PARIS – Geography has dealt Europe a mixed hand. Europeans can congratulate themselves on being a relatively safe distance away from whatever tensions may accompany the rise of powers like India, Brazil, and, especially, China. But Europe is bordered to its south and east by two great regions that give cause for significant concern.
Neither Russia nor the Islamic world is, thus far, adapting well to globalization. The economies of both remain over-dependent on oil and gas exports. In the Middle East, this exacerbates the problem of creating jobs for ballooning populations of young adults. Russia, too, faces real demographic difficulties, though in the other direction as Russia’s population is projected to shrink by as much as 10% over the next 15 or 20 years.
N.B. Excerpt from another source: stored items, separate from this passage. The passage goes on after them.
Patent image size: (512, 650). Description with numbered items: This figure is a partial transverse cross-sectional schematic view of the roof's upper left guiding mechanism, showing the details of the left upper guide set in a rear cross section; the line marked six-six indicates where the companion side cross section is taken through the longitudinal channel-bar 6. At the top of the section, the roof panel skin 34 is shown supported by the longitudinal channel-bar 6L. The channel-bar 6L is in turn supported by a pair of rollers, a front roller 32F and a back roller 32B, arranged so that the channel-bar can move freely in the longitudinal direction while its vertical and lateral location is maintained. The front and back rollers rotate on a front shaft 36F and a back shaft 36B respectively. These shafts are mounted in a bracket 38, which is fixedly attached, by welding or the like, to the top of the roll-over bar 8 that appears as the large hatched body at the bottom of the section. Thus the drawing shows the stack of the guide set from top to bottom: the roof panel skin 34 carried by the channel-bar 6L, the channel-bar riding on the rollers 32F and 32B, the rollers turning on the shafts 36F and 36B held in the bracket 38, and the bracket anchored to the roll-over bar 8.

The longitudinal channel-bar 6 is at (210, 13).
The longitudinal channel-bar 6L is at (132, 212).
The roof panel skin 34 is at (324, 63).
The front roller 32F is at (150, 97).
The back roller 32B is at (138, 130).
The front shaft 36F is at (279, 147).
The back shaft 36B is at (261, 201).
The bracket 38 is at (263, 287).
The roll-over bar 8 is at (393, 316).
Despite the understandable concerns of Finns, Poles, and others in Central and Eastern Europe, the relationship with Russia should be the easier of the two to manage. The West’s relations with Russia since the end of the Cold War have resembled the meeting of two tectonic plates, with one progressively forced beneath the other. The Georgia conflict of 2008 was the tremor that signaled substantial resistance to the western plate’s eastward movement.
But the shifts that have taken place left Russia much diminished in terms of its sphere of influence and military might. To be sure, Vladimir Putin’s Russia is nationalistic, awkward, and disposed to dangerous trouble-making. But it also faces acute social and public-health problems and has 1.3 billion Chinese on its eastern border, and it has important common interests with Europe, including trade in gas and oil and a shared preoccupation with Islamic extremism.